I know there is great music being made now. It just never reaches my ears except for the occasional TV commercial here and there.

Without music that touches the soul, the spirit of the people will die. This is the great hope of the powers-that-be so that they may live with impunity as parasites on the backs of the people sucking out all that makes life good and sweet. If there has ever been a time when we need real music it is now. There have been far too many words and too few of the truly melodious notes that emanate from deep within and touch the souls of all who hear it. Where did that creativity of the '60s go? How will it ever be heard being chained as it is to the almighty dollar? Who will unleash it this time?

Monday, May 01, 2006

Saving the fetus and killing the child

Ok, so South Dakota has outlawed abortions and made it a crime to provide a safe, medical procedure.

So, life is safe for the fetus. But is life safe once it is born? Will those who feel that life is so precious that no fetus should go unborn also work to make the life it is born into worth living? Will the mother and the father, if he isn't gone, be loving parents who can provide for the child's needs?
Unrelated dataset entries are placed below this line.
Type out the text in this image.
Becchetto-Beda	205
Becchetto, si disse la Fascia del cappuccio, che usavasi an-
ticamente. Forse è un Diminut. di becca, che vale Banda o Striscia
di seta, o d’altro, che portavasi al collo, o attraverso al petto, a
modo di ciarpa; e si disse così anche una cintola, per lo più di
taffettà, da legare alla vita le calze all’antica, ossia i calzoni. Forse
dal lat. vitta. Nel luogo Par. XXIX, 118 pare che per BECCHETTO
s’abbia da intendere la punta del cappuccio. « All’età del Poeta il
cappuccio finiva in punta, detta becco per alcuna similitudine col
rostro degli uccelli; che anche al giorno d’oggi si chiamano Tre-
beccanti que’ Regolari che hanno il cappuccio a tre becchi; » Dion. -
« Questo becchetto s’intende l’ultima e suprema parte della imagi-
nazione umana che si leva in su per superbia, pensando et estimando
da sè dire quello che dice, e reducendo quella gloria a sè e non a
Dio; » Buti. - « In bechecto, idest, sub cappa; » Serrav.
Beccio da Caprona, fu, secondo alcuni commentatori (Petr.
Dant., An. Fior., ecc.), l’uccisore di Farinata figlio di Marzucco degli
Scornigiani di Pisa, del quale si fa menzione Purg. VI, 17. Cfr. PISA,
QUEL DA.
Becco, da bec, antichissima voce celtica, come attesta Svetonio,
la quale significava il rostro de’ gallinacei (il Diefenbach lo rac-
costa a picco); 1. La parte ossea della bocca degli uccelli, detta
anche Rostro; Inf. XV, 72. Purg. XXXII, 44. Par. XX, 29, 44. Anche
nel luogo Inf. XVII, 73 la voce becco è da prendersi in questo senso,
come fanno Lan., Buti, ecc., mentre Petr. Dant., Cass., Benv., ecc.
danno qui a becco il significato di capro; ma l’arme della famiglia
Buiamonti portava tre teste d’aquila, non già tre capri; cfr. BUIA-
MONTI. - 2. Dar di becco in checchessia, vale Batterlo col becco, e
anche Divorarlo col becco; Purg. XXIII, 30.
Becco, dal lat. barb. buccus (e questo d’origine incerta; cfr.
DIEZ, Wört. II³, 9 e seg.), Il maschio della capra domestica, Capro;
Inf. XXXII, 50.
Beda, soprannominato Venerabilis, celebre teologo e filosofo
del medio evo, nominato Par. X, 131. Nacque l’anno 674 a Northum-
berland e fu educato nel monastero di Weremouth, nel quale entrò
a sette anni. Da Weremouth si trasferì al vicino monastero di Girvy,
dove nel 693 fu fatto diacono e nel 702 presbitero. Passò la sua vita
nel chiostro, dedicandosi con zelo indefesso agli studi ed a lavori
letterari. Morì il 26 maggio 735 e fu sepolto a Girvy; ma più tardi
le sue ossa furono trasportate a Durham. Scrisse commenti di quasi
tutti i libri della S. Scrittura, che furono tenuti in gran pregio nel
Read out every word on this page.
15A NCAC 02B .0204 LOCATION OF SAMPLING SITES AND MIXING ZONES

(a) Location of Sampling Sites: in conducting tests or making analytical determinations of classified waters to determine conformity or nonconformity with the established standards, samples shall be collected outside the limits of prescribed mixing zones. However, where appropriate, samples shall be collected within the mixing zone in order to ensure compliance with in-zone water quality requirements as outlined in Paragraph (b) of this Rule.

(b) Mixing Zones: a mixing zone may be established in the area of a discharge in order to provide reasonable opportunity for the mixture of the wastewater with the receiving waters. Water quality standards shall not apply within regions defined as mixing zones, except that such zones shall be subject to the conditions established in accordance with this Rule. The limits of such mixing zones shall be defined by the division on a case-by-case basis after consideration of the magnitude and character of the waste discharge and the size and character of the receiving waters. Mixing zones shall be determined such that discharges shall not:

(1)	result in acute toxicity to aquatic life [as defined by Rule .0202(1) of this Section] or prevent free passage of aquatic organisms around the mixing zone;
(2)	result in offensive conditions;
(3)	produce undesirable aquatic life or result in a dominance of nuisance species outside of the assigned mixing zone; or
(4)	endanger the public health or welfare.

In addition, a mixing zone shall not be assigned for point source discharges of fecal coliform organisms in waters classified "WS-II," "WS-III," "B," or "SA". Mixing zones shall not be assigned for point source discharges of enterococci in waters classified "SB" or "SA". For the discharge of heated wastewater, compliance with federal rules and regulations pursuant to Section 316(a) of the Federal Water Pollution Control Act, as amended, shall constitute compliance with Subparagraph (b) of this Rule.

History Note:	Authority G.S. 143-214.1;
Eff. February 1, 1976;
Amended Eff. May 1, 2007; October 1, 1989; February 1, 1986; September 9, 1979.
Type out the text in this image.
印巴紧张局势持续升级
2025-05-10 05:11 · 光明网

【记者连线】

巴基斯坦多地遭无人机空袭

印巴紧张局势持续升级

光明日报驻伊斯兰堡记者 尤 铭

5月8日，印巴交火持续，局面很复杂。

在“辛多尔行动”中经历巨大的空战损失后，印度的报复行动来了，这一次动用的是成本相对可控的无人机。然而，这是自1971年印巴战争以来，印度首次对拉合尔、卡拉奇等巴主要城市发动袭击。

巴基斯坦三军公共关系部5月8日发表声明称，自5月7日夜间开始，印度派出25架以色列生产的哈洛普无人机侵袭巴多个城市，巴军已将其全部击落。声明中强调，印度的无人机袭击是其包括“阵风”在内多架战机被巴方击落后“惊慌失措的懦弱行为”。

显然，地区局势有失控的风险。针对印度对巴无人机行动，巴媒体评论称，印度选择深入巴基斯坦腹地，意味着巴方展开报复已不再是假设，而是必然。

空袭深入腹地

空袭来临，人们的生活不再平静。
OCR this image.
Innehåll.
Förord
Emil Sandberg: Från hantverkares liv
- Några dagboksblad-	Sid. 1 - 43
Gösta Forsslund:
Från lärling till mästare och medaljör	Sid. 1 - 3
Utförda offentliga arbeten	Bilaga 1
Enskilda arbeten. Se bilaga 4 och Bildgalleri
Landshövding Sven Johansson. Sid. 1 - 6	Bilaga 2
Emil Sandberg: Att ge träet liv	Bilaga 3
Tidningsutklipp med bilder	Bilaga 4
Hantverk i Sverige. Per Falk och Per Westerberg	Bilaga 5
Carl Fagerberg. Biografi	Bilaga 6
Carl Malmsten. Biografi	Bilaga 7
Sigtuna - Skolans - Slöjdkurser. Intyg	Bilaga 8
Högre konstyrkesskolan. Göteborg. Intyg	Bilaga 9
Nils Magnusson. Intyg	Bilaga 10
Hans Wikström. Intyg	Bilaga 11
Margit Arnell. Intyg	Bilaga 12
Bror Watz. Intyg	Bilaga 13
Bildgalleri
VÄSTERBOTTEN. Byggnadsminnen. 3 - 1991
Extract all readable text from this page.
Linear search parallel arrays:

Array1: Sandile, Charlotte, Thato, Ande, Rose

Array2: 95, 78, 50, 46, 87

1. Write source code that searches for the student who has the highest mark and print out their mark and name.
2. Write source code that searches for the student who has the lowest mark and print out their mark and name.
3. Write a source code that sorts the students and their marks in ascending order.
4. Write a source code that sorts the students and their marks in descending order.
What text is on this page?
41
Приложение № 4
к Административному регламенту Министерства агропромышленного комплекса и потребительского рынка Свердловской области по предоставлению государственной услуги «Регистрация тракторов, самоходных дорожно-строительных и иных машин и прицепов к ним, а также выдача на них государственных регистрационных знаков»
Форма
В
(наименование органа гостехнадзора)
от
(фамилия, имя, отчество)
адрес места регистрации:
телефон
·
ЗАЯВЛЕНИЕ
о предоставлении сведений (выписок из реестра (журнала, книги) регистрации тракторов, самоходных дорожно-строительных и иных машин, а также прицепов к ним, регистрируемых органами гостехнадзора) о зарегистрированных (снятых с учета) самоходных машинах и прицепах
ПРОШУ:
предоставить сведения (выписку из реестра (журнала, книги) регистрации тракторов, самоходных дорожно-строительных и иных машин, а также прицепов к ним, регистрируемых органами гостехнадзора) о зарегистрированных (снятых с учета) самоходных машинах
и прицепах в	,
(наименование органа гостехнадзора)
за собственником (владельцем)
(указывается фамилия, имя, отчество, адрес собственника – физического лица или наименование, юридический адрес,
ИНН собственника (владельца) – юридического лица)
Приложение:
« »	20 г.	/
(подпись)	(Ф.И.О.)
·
Will the child have enough food to eat, a decent and secure place to live, an education that teaches about the world and the people in it rather just how to be a cog in the money machine? Will the country and the world be a good place to live with friendly and kind people in it?

Or are the parents on their own, scratching for their bread, struggling to keep the child healthy, and fighting tooth and nail to keep from losing a job, being evicted, or going bankrupt?

Keeping women from having abortions is not the end of it. The care and feeding of the child must also be taken into account. Otherwise, it does no good to have the child be born only to die later on.

The outlawing of abortions doesn't prevent them and it certainly won't do anything to keep the child alive after it is born. Should the child die after birth from abandonment, neglect, illness, abuse, or privation, instead of saving a child, those who outlawed abortions will have killed it. By ignoring the conditions into which the child will be born, the blood of all dead children are on their hands.